I was able to graduate college, and I met someone and made a life with him. We have a beautiful daughter and a home and I am free of the dysfunction of my toxic family. Those of you who help your parents financially or with slave-childcare like I did, you should not be in that position forever. Sure, we all help our families out...but we are not slave labor or cash machines. Not only is it ok for you to desire more for yourself, it is *right.* At some point you must step back and say "no more." You can care and love and hope and pray, but it is NOT up to you to save your parents. Been there, done that, and suffered because of it.

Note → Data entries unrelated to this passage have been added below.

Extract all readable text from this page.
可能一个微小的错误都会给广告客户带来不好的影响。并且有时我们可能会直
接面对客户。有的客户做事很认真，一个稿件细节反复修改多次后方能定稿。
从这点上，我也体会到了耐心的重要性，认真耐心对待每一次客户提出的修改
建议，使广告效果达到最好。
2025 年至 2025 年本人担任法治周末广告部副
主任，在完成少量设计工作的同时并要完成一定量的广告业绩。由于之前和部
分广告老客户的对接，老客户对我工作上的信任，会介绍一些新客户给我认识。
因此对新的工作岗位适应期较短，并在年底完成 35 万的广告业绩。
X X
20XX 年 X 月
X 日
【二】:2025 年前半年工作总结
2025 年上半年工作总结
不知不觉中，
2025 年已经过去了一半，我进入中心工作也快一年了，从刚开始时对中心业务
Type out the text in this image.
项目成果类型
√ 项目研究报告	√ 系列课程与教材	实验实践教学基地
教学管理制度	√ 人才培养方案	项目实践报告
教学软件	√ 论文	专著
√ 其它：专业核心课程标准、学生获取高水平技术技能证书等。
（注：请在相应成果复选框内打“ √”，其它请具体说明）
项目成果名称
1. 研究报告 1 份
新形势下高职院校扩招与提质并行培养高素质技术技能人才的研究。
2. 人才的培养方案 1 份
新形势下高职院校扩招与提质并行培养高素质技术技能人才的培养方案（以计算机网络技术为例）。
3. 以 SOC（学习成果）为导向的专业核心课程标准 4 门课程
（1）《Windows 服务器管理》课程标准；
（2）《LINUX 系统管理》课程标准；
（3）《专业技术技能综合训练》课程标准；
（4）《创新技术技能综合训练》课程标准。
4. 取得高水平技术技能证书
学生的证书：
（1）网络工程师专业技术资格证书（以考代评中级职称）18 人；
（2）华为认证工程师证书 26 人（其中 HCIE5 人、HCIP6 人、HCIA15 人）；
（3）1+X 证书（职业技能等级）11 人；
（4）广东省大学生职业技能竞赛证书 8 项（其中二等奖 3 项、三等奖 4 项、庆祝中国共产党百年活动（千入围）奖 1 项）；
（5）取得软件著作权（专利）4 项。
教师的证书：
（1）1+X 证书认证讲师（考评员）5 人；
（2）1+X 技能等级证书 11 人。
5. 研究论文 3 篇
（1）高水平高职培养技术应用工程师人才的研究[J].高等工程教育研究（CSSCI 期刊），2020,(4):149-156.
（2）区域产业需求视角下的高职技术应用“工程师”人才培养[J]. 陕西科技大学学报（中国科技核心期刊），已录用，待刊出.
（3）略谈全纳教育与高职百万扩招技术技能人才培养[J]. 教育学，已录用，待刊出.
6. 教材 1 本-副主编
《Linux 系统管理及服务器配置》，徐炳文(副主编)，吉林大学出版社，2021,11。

My mailbox is always open if you need to talk. Send me a PM at ff.n (same name, gorengal) and I'll be more than happy to email with you.
Little Miss Pipedream[info]dearavenue on October 15th, 2007 11:15 pm (UTC)
Middle school sucked. It was all about being "in" than anything else. I didn't have the latest things like how some people did, but I didn't care about it very much.

I heart you. :)
xlolitsnozomix: akame[info]xlolitsnozomix on July 12th, 2008 09:11 pm (UTC)
these stories broke my heart ;-;
and i won't share mine because it hurts me to write about it
and of course its nothing compared to these T___T
*clutches heart and runs away*
can i pimp this? ://
i think its genius♥
ShatteringChaos[info]shatteringchaos on November 8th, 2008 03:24 pm (UTC)
Wow.

Long story short=My mom cheated on my dad with my church's pastor/my bible teacher's husband and my dad became an emotionally abusive alcoholic, so my mom moved out and has been sleeping around with 20 year old's (and she's 40) because she wants to be young again. And she's a total hypocrite, seeing that she went to church and all, and tell's me to be a good christian, and is insistent on making me believe whatever she wants me to.

But stories like your's make me feel better sometimes. I'm not quite sure why, but they do. It kind of reminds me that compared to other people i have nothing to bitch about.